非常持ち出し品は、身の回りですぐに必要になるものが中心ですが、衛生用品や常備薬などを忘れないようにしましょう。準備するのが大変な場合は、通販サイトで販売されている防災グッズのセットを購入するのもオススメです。防災用品が一通りそろっているものが多く、価格帯は5000円~2万円程度と幅広くあります。基本の防災セットに自分が必要なグッズを加えることで、より効果的な非常持ち出し品を準備することができます。
まとめ
自然災害発生直後は、避難生活や修理費用、食料や水の調達など、急な出費が必要になる場合があります。そのため、災害に備えてお金を準備しておくことが大切です。現金は、硬貨も含めて用意することが望ましいでしょう。
そして、生活再建のフェーズで役立つのが火災保険です。自然災害の増加による影響で保険料が上昇していますが、災害リスクが高まっているからこそ火災保険は非常に重要です。台風や豪雨による水害、地震などによる被害は高額になることがあります。保険に加入していれば、被害状況に応じた補償金を生活再建に役立てられます。ただし、保険の内容は事前によく確認し、必要に応じて見直すことが大切です。特に2015年より以前に加入している火災保険は、水災に対する補償が十分でないこともあります。不明な点は保険会社や保険代理店によく確認しましょう。
火災保険についてのQ&A
Q.火災保険の中に修理費用という項目がありますが、これは必要でしょうか?
A.賃貸物件に入居する際の火災保険に修理費用という項目があります。この項目は、大家さんに対する損害賠償責任がない場合でも、賃貸借契約に基づいて修理する必要が生じた場合や、借りている部屋が居住不可能な状態から復旧するために必要な緊急修理費用を補償するものです。入居者が修理する賃貸契約になっていなければ不要ですが、契約内容が不明な場合は大家さんや管理会社に確認しましょう。

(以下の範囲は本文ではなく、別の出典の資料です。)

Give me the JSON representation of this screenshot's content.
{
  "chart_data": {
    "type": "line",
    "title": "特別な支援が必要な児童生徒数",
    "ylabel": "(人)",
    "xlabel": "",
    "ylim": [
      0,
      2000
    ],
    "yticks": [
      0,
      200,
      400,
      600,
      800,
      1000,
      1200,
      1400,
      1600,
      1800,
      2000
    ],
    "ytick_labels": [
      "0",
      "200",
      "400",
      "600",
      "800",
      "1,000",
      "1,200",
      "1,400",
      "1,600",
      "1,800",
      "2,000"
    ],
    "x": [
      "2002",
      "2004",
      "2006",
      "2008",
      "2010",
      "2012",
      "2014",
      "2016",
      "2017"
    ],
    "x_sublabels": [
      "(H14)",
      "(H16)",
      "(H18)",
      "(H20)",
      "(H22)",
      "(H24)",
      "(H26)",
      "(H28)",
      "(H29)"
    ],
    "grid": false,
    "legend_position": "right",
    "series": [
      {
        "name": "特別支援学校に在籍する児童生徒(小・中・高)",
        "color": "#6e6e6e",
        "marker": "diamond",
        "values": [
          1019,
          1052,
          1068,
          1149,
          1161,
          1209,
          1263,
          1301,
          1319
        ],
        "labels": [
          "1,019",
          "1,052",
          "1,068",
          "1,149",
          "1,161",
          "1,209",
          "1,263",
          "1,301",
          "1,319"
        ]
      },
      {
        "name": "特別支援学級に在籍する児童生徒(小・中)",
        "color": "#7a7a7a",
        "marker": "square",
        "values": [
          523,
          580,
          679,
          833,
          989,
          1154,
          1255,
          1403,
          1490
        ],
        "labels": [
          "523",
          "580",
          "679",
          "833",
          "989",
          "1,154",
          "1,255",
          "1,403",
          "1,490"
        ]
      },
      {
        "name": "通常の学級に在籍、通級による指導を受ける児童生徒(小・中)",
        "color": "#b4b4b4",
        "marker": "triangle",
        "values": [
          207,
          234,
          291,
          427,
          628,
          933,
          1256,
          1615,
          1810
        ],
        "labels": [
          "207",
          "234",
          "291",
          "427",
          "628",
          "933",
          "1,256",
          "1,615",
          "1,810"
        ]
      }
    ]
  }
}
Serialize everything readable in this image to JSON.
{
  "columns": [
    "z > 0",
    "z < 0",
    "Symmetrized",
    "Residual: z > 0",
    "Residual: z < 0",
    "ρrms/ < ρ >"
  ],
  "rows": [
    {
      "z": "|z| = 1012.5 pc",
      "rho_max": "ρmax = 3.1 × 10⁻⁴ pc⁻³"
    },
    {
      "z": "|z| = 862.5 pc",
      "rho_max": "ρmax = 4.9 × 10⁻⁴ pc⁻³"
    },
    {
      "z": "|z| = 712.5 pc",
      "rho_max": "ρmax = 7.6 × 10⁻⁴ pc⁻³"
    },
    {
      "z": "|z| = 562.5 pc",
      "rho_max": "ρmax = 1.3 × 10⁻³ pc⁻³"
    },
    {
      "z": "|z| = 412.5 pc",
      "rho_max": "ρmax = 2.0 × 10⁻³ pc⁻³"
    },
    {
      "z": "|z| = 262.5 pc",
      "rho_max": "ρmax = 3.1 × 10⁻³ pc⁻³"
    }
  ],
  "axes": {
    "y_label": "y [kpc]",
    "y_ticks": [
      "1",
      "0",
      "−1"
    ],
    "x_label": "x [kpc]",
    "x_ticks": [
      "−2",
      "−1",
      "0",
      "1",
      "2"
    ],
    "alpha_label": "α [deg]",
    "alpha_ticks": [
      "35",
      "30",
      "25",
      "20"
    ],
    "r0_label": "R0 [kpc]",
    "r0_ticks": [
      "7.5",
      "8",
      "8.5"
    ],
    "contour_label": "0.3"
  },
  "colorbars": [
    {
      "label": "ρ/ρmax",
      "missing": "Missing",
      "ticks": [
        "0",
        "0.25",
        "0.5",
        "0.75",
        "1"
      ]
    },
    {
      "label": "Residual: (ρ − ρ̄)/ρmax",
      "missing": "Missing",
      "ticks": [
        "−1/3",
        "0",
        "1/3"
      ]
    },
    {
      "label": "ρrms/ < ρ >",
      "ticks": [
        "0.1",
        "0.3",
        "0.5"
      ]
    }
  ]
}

例)空き巣が玄関のドアを壊して侵入し、ドアが閉まらなくなった。賃貸契約で玄関ドアの修理は入居者が行うことになっているため修理した。この場合の修理費用を補償する保険です。
Q.臨時費用共済金とは何ですか?
A.災害や事故などで損害を受けた場合、家や家財の損害に対する共済金とは別に、臨時費用共済金を受け取れるケースがあります。これは、引っ越し費用や生活必需品の購入など自由に使える共済金です。生活再建にあたり、何かとお金が必要なことが多く、その出費をカバーできます。